Alertmanager - configuration of the targets where alerts are sent #when a rule matches
(At this time we do not have any target configured)
alerting:
alertmanagers:
- static_configs:
- targets:
- alertmanager: 9093
- targets:
Rules in yaml format, if they are met, alerts are launched
Rules that are related to global: ‘evaluation_interval’.
rule_files:
- "first_rules.yml"
List of endpoints from which metrics will be extracted
scrape_configs:
The job_name field is a label that will be added to all time series
that are extracted from this work
Example: job = <job_name>
- job_name: ‘prometheus’
static_configs:- targets: [‘localhost: 9090’]
Having our file created now if we create our container by executing the following command in the terminal:
docker run –name prometheus -d -p 9090: 9090 -v /home/eandrade/prom/prometheus.yml:/etc/prometheus/prometheus.yml –restart unless-stopped prom / prometheus
Explanation of the commands:
docker run: Create a new container
–Name: a custom name for the container, useful when you have multiple containers
-d: When running a container by default you enter the container and see the entire flow, but in this way it ends its creation and you can continue working.
-p: This way you can expose a port or range of ports and they are mapped with the host ports, otherwise you can only have access with the network created by docker.
-v: Volumes can be mounted in the container, they can be folders or files so as not to enter the container and edit them or have to copy them inside.
–Restart: It is a way of generating policies so that the container is restarted automatically, for example if you want that only in case of failure, that it always restarts unless the docker daemon is shut down or restarted or always the container is restarted.
prom / prometheus: Finally, this is the name of the image, if you did not download in advance the image is downloaded and later the container is created.
The result in the end is the generation of a unique identifier for the container, which must be taken care when sharing because with this identifier the created container can be manipulated:
In order to check that our container is running, we execute the following command:
docker ps
We can also access port 9090 by web, the default port for prometheus: http://127.0.0.1:9090
If you remember we created a base file in yaml and added a "job" that pointed to localhost. From the beginning prometheus is already exposing metrics by itself that we can see in / metrics and can be displayed from a third-party application.
As prometheus is already working, we can make a query and view a graph of the metrics that it is generating by itself.
From this point, according to their needs, they can use a client and / or an exporter to start generating data and be able to launch alerts.

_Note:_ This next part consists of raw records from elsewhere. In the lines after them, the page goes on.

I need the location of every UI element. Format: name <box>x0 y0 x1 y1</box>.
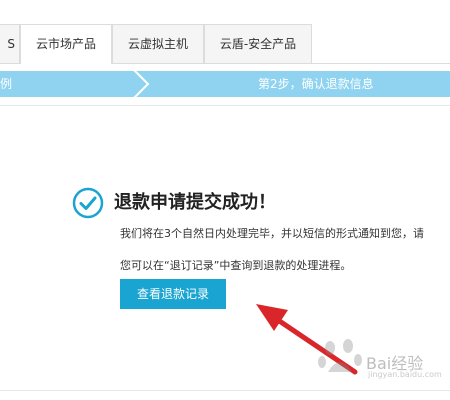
tab-cloud-market-products[interactable]: 云市场产品 <box>20 24 112 64</box>
step-progress-bar: 例 第2步，确认退款信息 <box>0 71 450 97</box>
success-title: 退款申请提交成功！ <box>114 192 276 213</box>
step-chevron-icon <box>133 71 150 97</box>
divider <box>0 105 450 106</box>
tab-cloud-virtual-host[interactable]: 云虚拟主机 <box>112 24 204 63</box>
tab-label: 云市场产品 <box>35 37 96 51</box>
tab-cloud-shield-security[interactable]: 云盾-安全产品 <box>204 24 312 63</box>
step-2-label: 第2步，确认退款信息 <box>258 77 374 91</box>
tab-label: S <box>7 37 15 51</box>
step-1-label: 例 <box>0 77 13 91</box>
footer-divider <box>0 390 450 391</box>
paw-logo-icon <box>318 339 362 372</box>
view-refund-records-button[interactable]: 查看退款记录 <box>120 279 226 309</box>
watermark: Bai经验 jingyan.baidu.com <box>318 338 450 384</box>
tab-label: 云盾-安全产品 <box>219 37 297 51</box>
watermark-url: jingyan.baidu.com <box>368 370 442 379</box>
tab-prev-partial[interactable]: S <box>0 24 20 63</box>
check-circle-icon <box>72 187 104 219</box>
refund-record-hint: 您可以在“退订记录”中查询到退款的处理进程。 <box>120 259 352 272</box>
tab-label: 云虚拟主机 <box>127 37 188 51</box>
success-description: 我们将在3个自然日内处理完毕，并以短信的形式通知到您，请 <box>120 227 424 240</box>
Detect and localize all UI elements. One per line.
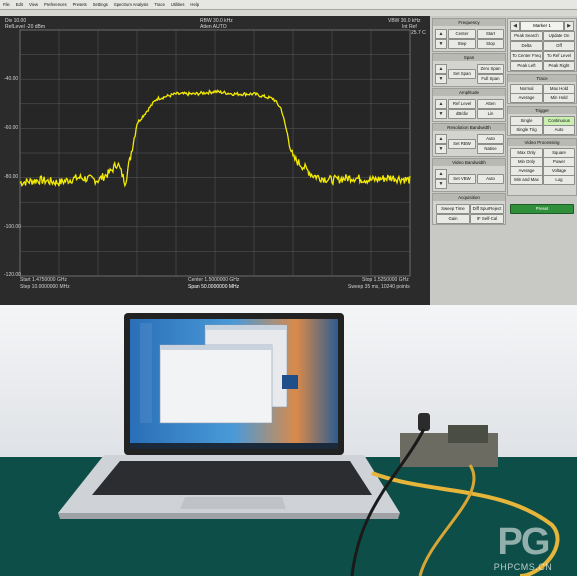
preset-button[interactable]: Preset (510, 204, 574, 214)
stop-button[interactable]: Stop (477, 39, 504, 49)
marker-select[interactable]: Marker 1 (520, 21, 564, 31)
trace-average-button[interactable]: Average (510, 93, 543, 103)
vbw-title: Video Bandwidth (433, 159, 505, 166)
span-value: Span 50.0000000 MHz (188, 284, 240, 290)
video-processing-group: Video Processing Max Only Square Min Onl… (507, 138, 577, 196)
center-button[interactable]: Center (448, 29, 476, 39)
start-frequency: Start 1.4750000 GHz (20, 277, 67, 283)
frequency-title: Frequency (433, 19, 505, 26)
frequency-up-arrow-icon[interactable]: ▲ (435, 29, 447, 39)
span-group: Span ▲ ▼ Set Span Zero Span Full Span (432, 53, 506, 87)
update-on-button[interactable]: Update On (543, 31, 575, 41)
sweep-info: Sweep 35 ms, 10240 points (348, 284, 410, 290)
amplitude-down-arrow-icon[interactable]: ▼ (435, 109, 447, 119)
watermark-text: PHPCMS.CN (493, 562, 553, 572)
rbw-down-arrow-icon[interactable]: ▼ (435, 144, 447, 154)
peak-right-button[interactable]: Peak Right (543, 61, 575, 71)
menu-preferences[interactable]: Preferences (41, 0, 70, 9)
ref-level-button[interactable]: Ref Level (448, 99, 476, 109)
delta-button[interactable]: Delta (510, 41, 543, 51)
marker-group: ◀ Marker 1 ▶ Peak Search Update On Delta… (507, 18, 577, 72)
off-button[interactable]: Off (543, 41, 575, 51)
spectrum-analyzer-app: File Edit View Preferences Presets Settings Sp… (0, 0, 577, 305)
acquisition-group: Acquisition Sweep Time Diff SpurReject G… (432, 193, 506, 225)
log-button[interactable]: Log (543, 175, 575, 185)
marker-prev-icon[interactable]: ◀ (510, 21, 520, 31)
step-button[interactable]: Step (448, 39, 476, 49)
min-hold-button[interactable]: Min Hold (543, 93, 575, 103)
stop-frequency: Stop 1.5250000 GHz (362, 277, 409, 283)
single-trig-button[interactable]: Single Trig (510, 125, 543, 135)
peak-search-button[interactable]: Peak Search (510, 31, 543, 41)
to-center-freq-button[interactable]: To Center Freq (510, 51, 543, 61)
peak-left-button[interactable]: Peak Left (510, 61, 543, 71)
frequency-group: Frequency ▲ ▼ Center Start Step Stop (432, 18, 506, 52)
menu-settings[interactable]: Settings (90, 0, 111, 9)
vbw-group: Video Bandwidth ▲ ▼ Set VBW Auto (432, 158, 506, 192)
menu-help[interactable]: Help (187, 0, 202, 9)
amplitude-up-arrow-icon[interactable]: ▲ (435, 99, 447, 109)
menu-trace[interactable]: Trace (151, 0, 168, 9)
set-rbw-button[interactable]: Set RBW (448, 139, 476, 149)
rbw-title: Resolution Bandwidth (433, 124, 505, 131)
amplitude-title: Amplitude (433, 89, 505, 96)
rbw-auto-button[interactable]: Auto (477, 134, 504, 144)
center-frequency: Center 1.5000000 GHz (188, 277, 240, 283)
menu-spectrum-analysis[interactable]: Spectrum Analysis (111, 0, 151, 9)
sweep-time-button[interactable]: Sweep Time (436, 204, 470, 214)
zero-span-button[interactable]: Zero Span (477, 64, 504, 74)
diff-spur-reject-button[interactable]: Diff SpurReject (470, 204, 504, 214)
amplitude-group: Amplitude ▲ ▼ Ref Level Atten dB/div Lin (432, 88, 506, 122)
gain-button[interactable]: Gain (436, 214, 470, 224)
menu-edit[interactable]: Edit (13, 0, 26, 9)
set-vbw-button[interactable]: Set VBW (448, 174, 476, 184)
if-self-cal-button[interactable]: IF Self-Cal (470, 214, 504, 224)
start-button[interactable]: Start (477, 29, 504, 39)
y-tick-label: -40.00 (4, 76, 19, 82)
span-up-arrow-icon[interactable]: ▲ (435, 64, 447, 74)
video-processing-title: Video Processing (508, 139, 576, 146)
spectrum-display: Div 10.00 RefLevel -20 dBm RBW 30.0 kHz … (0, 16, 430, 305)
control-panel: Frequency ▲ ▼ Center Start Step Stop Spa… (430, 16, 577, 305)
trigger-title: Trigger (508, 107, 576, 114)
span-down-arrow-icon[interactable]: ▼ (435, 74, 447, 84)
step-frequency: Step 10.0000000 MHz (20, 284, 70, 290)
spectrum-plot (19, 29, 411, 277)
frequency-down-arrow-icon[interactable]: ▼ (435, 39, 447, 49)
full-span-button[interactable]: Full Span (477, 74, 504, 84)
trace-group: Trace Normal Max Hold Average Min Hold (507, 74, 577, 104)
rbw-group: Resolution Bandwidth ▲ ▼ Set RBW Auto Na… (432, 123, 506, 157)
y-tick-label: -100.00 (4, 224, 21, 230)
native-button[interactable]: Native (477, 144, 504, 154)
span-title: Span (433, 54, 505, 61)
menu-presets[interactable]: Presets (70, 0, 90, 9)
lin-button[interactable]: Lin (477, 109, 504, 119)
vbw-down-arrow-icon[interactable]: ▼ (435, 179, 447, 189)
marker-next-icon[interactable]: ▶ (564, 21, 574, 31)
db-per-div-button[interactable]: dB/div (448, 109, 476, 119)
trace-title: Trace (508, 75, 576, 82)
laptop-photo: PG PHPCMS.CN (0, 305, 577, 576)
y-tick-label: -120.00 (4, 272, 21, 278)
set-span-button[interactable]: Set Span (448, 69, 476, 79)
trigger-group: Trigger Single Continuous Single Trig Au… (507, 106, 577, 136)
menu-view[interactable]: View (26, 0, 41, 9)
menu-bar: File Edit View Preferences Presets Settings Sp… (0, 0, 577, 10)
vbw-auto-button[interactable]: Auto (477, 174, 504, 184)
acquisition-title: Acquisition (433, 194, 505, 201)
rbw-up-arrow-icon[interactable]: ▲ (435, 134, 447, 144)
y-tick-label: -60.00 (4, 125, 19, 131)
menu-file[interactable]: File (0, 0, 13, 9)
atten-button[interactable]: Atten (477, 99, 504, 109)
watermark-letters: PG (497, 521, 551, 563)
y-tick-label: -80.00 (4, 174, 19, 180)
menu-utilities[interactable]: Utilities (168, 0, 188, 9)
to-ref-level-button[interactable]: To Ref Level (543, 51, 575, 61)
trigger-auto-button[interactable]: Auto (543, 125, 575, 135)
min-and-max-button[interactable]: Min and Max (510, 175, 543, 185)
watermark-logo: PG PHPCMS.CN (477, 522, 569, 572)
vbw-up-arrow-icon[interactable]: ▲ (435, 169, 447, 179)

Here is a list of some that are widely used and are project officials:
Node exporter: An exporter for hardware, generating metrics for resources, system processes, storage, and for example systemd processes (disabled by default)
Blackbox exporter: Endpoint testing using HTTP, HTTPS, DNS, TCP and ICMP.
AlertManager: The official alert manager, allows notifications by email, to multiple services of different brands and webhook if you need something different.
Push gateway: In case of having processes that run every so often as a cron script.
You can see the complete list here: https://prometheus.io/docs/instrumenting/exporters/
Conclusions
Prometheus over time has become a very important tool in its segment. Mainly due to the fact that in recent years we have seen serverless architectures grow generating many services to monitor, it was the case of SoundCloud at the time.
In this article it was tried, beyond comparing the various existing applications, to show the benefits of this project in a general way and in case of meeting their needs to be able to implement it in their organizations.
In later posts I will write in detail about how to be able to work with exporters, be able to configure rules and launch alerts.